Соть - Леонид Леонов
Шрифт:
Интервал:
Закладка:
Везде рассовывая зерна, вызревшие в годы изгнания под манатьей монаха, он с восхищением и ужасом ждал ростков. В разрыхленную революцией сотинскую почву всякое можно было сеять, но уж не всякое дало бы небывалый урожай. Он все еще надеялся на что-то, но надежды его видоизменялись подобно облаку, которое формуют грозовые ветры. Россия виделась ему уже не прежней, могучей и сытой молодкой в архаическом шлеме, как ее рисовали на царских кредитках; теперь она представлялась по-другому: будто в кромешной провинциальной глуши сидят мертвые земские начальники и играют в винт.
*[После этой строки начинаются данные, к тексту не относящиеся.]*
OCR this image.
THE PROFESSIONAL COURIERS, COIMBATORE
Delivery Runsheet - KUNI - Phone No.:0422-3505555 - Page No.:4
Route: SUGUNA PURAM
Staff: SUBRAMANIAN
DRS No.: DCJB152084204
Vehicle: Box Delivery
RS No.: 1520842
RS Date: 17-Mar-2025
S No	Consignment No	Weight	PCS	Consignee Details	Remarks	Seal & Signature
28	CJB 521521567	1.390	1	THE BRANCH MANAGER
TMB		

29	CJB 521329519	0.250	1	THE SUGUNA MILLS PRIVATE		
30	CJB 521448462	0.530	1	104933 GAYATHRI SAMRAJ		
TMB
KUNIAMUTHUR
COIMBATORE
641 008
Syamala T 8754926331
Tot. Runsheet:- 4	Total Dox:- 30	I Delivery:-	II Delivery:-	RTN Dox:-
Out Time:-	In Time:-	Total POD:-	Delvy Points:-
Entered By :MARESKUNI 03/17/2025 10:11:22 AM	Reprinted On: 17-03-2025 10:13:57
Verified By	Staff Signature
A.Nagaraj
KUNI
Их тоже не особенно обольщает зевотный стиль третьего Александра, и оттого так приятно помечтать о звездах, которые загорятся через триста лет – срок, вполне безопасный для их мышиного благополучия! Он не хотел назад, к мертвым, и вместе с тем его пугала ненастная весна, происходившая в стране. Был момент, когда в поисках нового позвоночника, который удержал бы его от окончательного падения, он готов был принять на себя эту почетную и тернистую обязанность: жить. Но в первом же разговоре Увадьев охладил его штурмовой упрощенностью своих воззрений: предку полагается иметь суровую и внушительную осанку. Ночами, пока Прокофий храпел, распятый на полатях тяжким мужицким забытьём, он слушал мерный скрежет чужого сна и думал о многих роковых различьях. Однажды Виссариону показалось, что духовному преображению его мешает культура, этот скорбный опыт мира; из-за нее одной он никак не мог заразиться наивной дерзостью молодых. Из этой никогда не утоленной зависти возникла и расцвела его нетерпимая идея. В игре стал намечаться исход: мертвые тащили к себе недостающего партнера.
Для выполнения плана ему потребовалось стать мужиком, и тут начиналась интеллигентская трагикомедия опрощения; чудак, он радовался, привыкая к изжоге и клопу. Гомункул из душевного подвала уже враждебно поглядывал в верхний этаж, где еще продолжал владычить разум. Виссариону нравилось стравливать их, как собак, и наблюдать летящие в драке клочья; нижний одолевал, а верхний оскорбленно безмолвствовал. Тогда Виссарион усилил процесс и катализатором избрал любовь; она не догадывалась ни о чем, Катя, Пронькина сестра. Она легко пошла на уловку молодого и выделявшегося из деревенских женихов постояльца; ведь он не заставлял жертвовать главным для крестьянской девушки сокровищем. Матовым румянцем, изгибом великолепной шеи, ленивой полнотой груди, способной выкормить хоть дюжину сорванцов, она прельщала походя, а Виссариону нужны были как раз другие качества, определявшие социальный и биологический портрет девушки: ее аммиачный запах, смешанный с ароматом вспотевшей плоти, ее хваткие, знающие сотню деревенских ремесл руки, ее неизощренное ощущение бытия, позволявшее видеть только крупное в мире. Получался сложный мозговой заворот, и нижний жилец торжествовал. Этот сводник устраивал им удивительные свидания при луне и без таковой. Он заставил Виссариона купить в шонохском кооперативе дешевые духи для девушки, оставлявшие бурые пятна как на платье, так и на душе; возможно, нижний с отчаянием искал надежного кустика, могущею затормозить паденье…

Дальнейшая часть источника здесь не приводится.